他卑微恳切地望向老和尚,像是看着最后一根救命稻草,豁出老脸了,“我知道我这样说很恬不知耻。但是……但是我们只是再普通不过的人家了,无力教导这样的孩子。大师您既然能遇见他,是不是也说明和他有缘?纵然我怕他至极,也不敢将他胡乱赶走,又或是主动害他性命,这样的事我也做不出来。大师您是否可以收留他教化他,一来留了他性命也不至于流离失所,二来沐浴佛光是否也可能有一日解了他一身孽债戾气。”
老和尚没有立即回答,端坐着,拨数起手上的檀木佛珠。
房间里安静下来,窗外大树上的晚蝉拖沓的鸣声轻轻滑动凝滞坚硬的空气,不知过了多久,老和尚终于开口了,“只怕他不会愿意随我离开。”
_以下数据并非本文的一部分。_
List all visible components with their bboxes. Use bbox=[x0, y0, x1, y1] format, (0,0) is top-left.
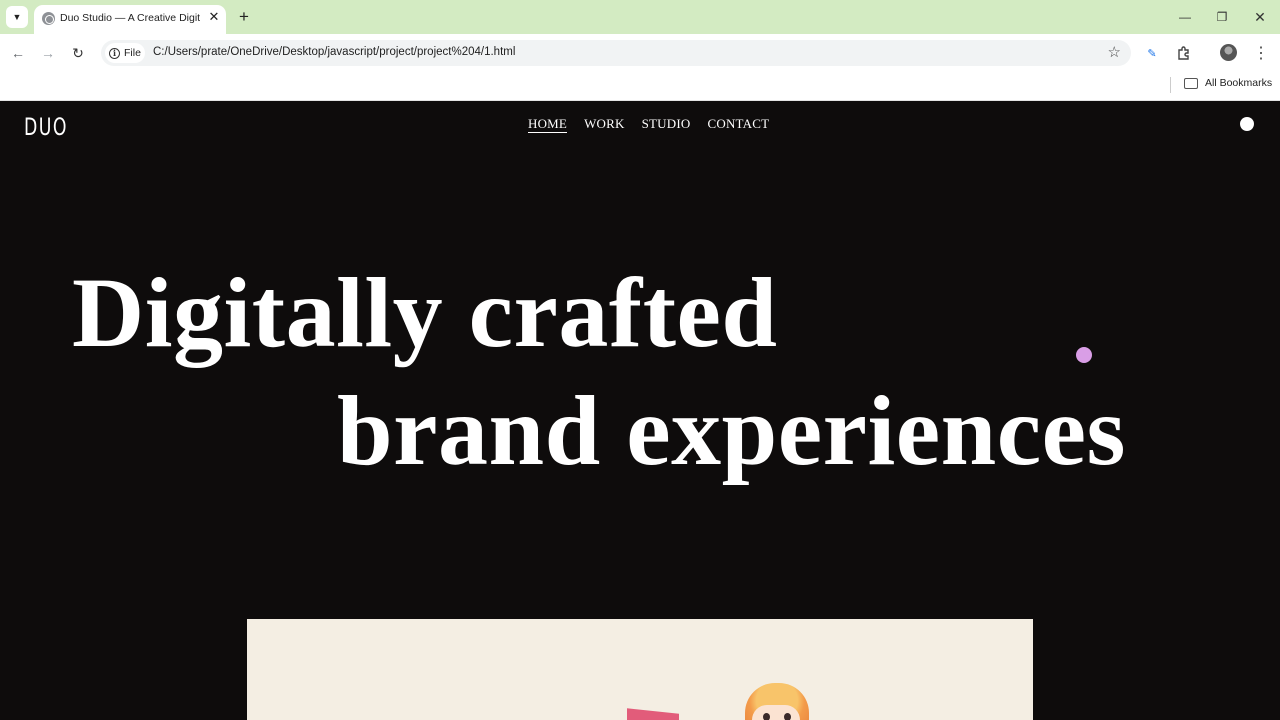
reload-button[interactable]: ↻ bbox=[68, 43, 88, 63]
hero-heading-line-2: brand experiences bbox=[337, 375, 1126, 486]
web-page: DUO HOME WORK STUDIO CONTACT Digitally c… bbox=[0, 101, 1280, 720]
tab-search-button[interactable]: ▼ bbox=[6, 6, 28, 28]
extension-pen-icon[interactable]: ✎ bbox=[1142, 43, 1162, 63]
chevron-down-icon: ▼ bbox=[12, 12, 22, 22]
new-tab-button[interactable]: + bbox=[234, 7, 254, 27]
nav-contact[interactable]: CONTACT bbox=[707, 116, 769, 133]
all-bookmarks-link[interactable]: All Bookmarks bbox=[1205, 77, 1272, 89]
more-menu-icon[interactable]: ⋮ bbox=[1251, 43, 1271, 63]
globe-icon bbox=[42, 12, 55, 25]
site-logo[interactable]: DUO bbox=[24, 113, 68, 141]
address-bar[interactable]: i File C:/Users/prate/OneDrive/Desktop/j… bbox=[101, 40, 1131, 66]
back-button[interactable]: ← bbox=[8, 43, 28, 63]
restore-button[interactable]: ❐ bbox=[1211, 7, 1233, 27]
extensions-puzzle-icon[interactable] bbox=[1174, 43, 1194, 63]
forward-button[interactable]: → bbox=[38, 43, 58, 63]
site-info-chip[interactable]: i File bbox=[105, 43, 145, 63]
bookmarks-bar: All Bookmarks bbox=[0, 72, 1280, 101]
arrow-left-icon: ← bbox=[11, 45, 25, 61]
tab-title: Duo Studio — A Creative Digital bbox=[60, 12, 200, 24]
close-window-button[interactable]: ✕ bbox=[1249, 7, 1271, 27]
bookmarks-divider bbox=[1170, 77, 1171, 93]
site-nav: HOME WORK STUDIO CONTACT bbox=[528, 116, 769, 133]
menu-dot-button[interactable] bbox=[1240, 117, 1254, 131]
arrow-right-icon: → bbox=[41, 45, 55, 61]
browser-tab[interactable]: Duo Studio — A Creative Digital ✕ bbox=[34, 5, 226, 34]
illustration-eye-right bbox=[784, 713, 791, 720]
reload-icon: ↻ bbox=[72, 44, 84, 61]
plus-icon: + bbox=[239, 7, 249, 26]
showcase-media bbox=[247, 619, 1033, 720]
nav-home[interactable]: HOME bbox=[528, 116, 568, 133]
profile-avatar[interactable] bbox=[1220, 44, 1237, 61]
close-tab-icon[interactable]: ✕ bbox=[206, 9, 222, 25]
illustration-character-face bbox=[752, 705, 800, 720]
folder-icon bbox=[1184, 78, 1198, 89]
site-chip-label: File bbox=[124, 47, 141, 59]
illustration-pink-shape bbox=[627, 708, 679, 720]
custom-cursor-dot bbox=[1076, 347, 1092, 363]
minimize-button[interactable]: — bbox=[1174, 7, 1196, 27]
nav-studio[interactable]: STUDIO bbox=[642, 116, 691, 133]
url-text[interactable]: C:/Users/prate/OneDrive/Desktop/javascri… bbox=[153, 46, 515, 58]
bookmark-star-icon[interactable]: ☆ bbox=[1108, 43, 1121, 61]
info-icon: i bbox=[109, 47, 120, 59]
browser-toolbar: ← → ↻ i File C:/Users/prate/OneDrive/Des… bbox=[0, 34, 1280, 72]
hero-heading-line-1: Digitally crafted bbox=[72, 257, 778, 368]
browser-titlebar: ▼ Duo Studio — A Creative Digital ✕ + — … bbox=[0, 0, 1280, 34]
illustration-eye-left bbox=[763, 713, 770, 720]
nav-work[interactable]: WORK bbox=[584, 116, 625, 133]
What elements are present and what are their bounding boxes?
顾伯咬咬牙,“我会将他送上你们的船,到时你们与他说,是我家小少爷要成亲,所以把他送走。这孩子天生薄情寡义,待他闹过了头几日,便不会再惦记以前的事情了。”
老和尚留了两天,顾伯找到机会把顾雪洲支去城里,叫他去拿新订做装胭脂的瓷盒,撑着顾雪洲不在,天还没亮,两杯蒙汗药给沐哥儿灌下去,急忙把人带去码头,塞到和尚搭的货船上,不仅如此还倒贴了一百两银子,都是他这些年辛辛苦苦攒下的积蓄,本来是想用在少爷急难之时,如今却搭给了一个捡来的孩子,破财消灾,能送走这瘟神,也算是价有所值。
顾伯站在岸边,看到老和尚在甲板上,双手合掌挂着佛珠,低头对他躬了躬身。即便如此,顾伯还是没有舒展开眉头,沐哥儿这下绝对是回不来了,不说他还给和尚留了点让孩子安静的药,而且就算沐哥儿醒过来,在湍急的江上,他又能逃到哪里去呢?只能乖乖认命了罢……他做不出多么心狠手辣的事,可也不可能眼睁睁看着小少爷陷进去,越早摆脱越好,这样已经是最好的方法了,希望沐哥儿以后能够洗净杀气,平平安安老老实实地做一个好人。
小少爷最迟后天也回来了……到时,他又该如何作答呢?
没料到第二天顾雪洲就从隔壁县带着货回来了,立即就发现沐哥儿不见了,问顾伯,顾伯撒谎说他也是才发现孩子不见了。
顾雪洲急得到处去找,他去沐哥儿的同窗家问了一圈,得知沐哥儿昨天就没去上课,也没人在别处见着他的身影。
顾伯看到顾雪洲找了一圈无果垂头丧气地回家,心虚地安抚他:“……大概是跑了吧,衣服也少了几件。”
顾雪洲眼眶都红了,“您和我说实话,沐哥儿昨天就丢了一整天,您却找都没出去找……假如他是真的自己跑了丢了,以您的性子,不会不出去找的。我知道的,你没那么心狠。你告诉我,到底发生了什么?”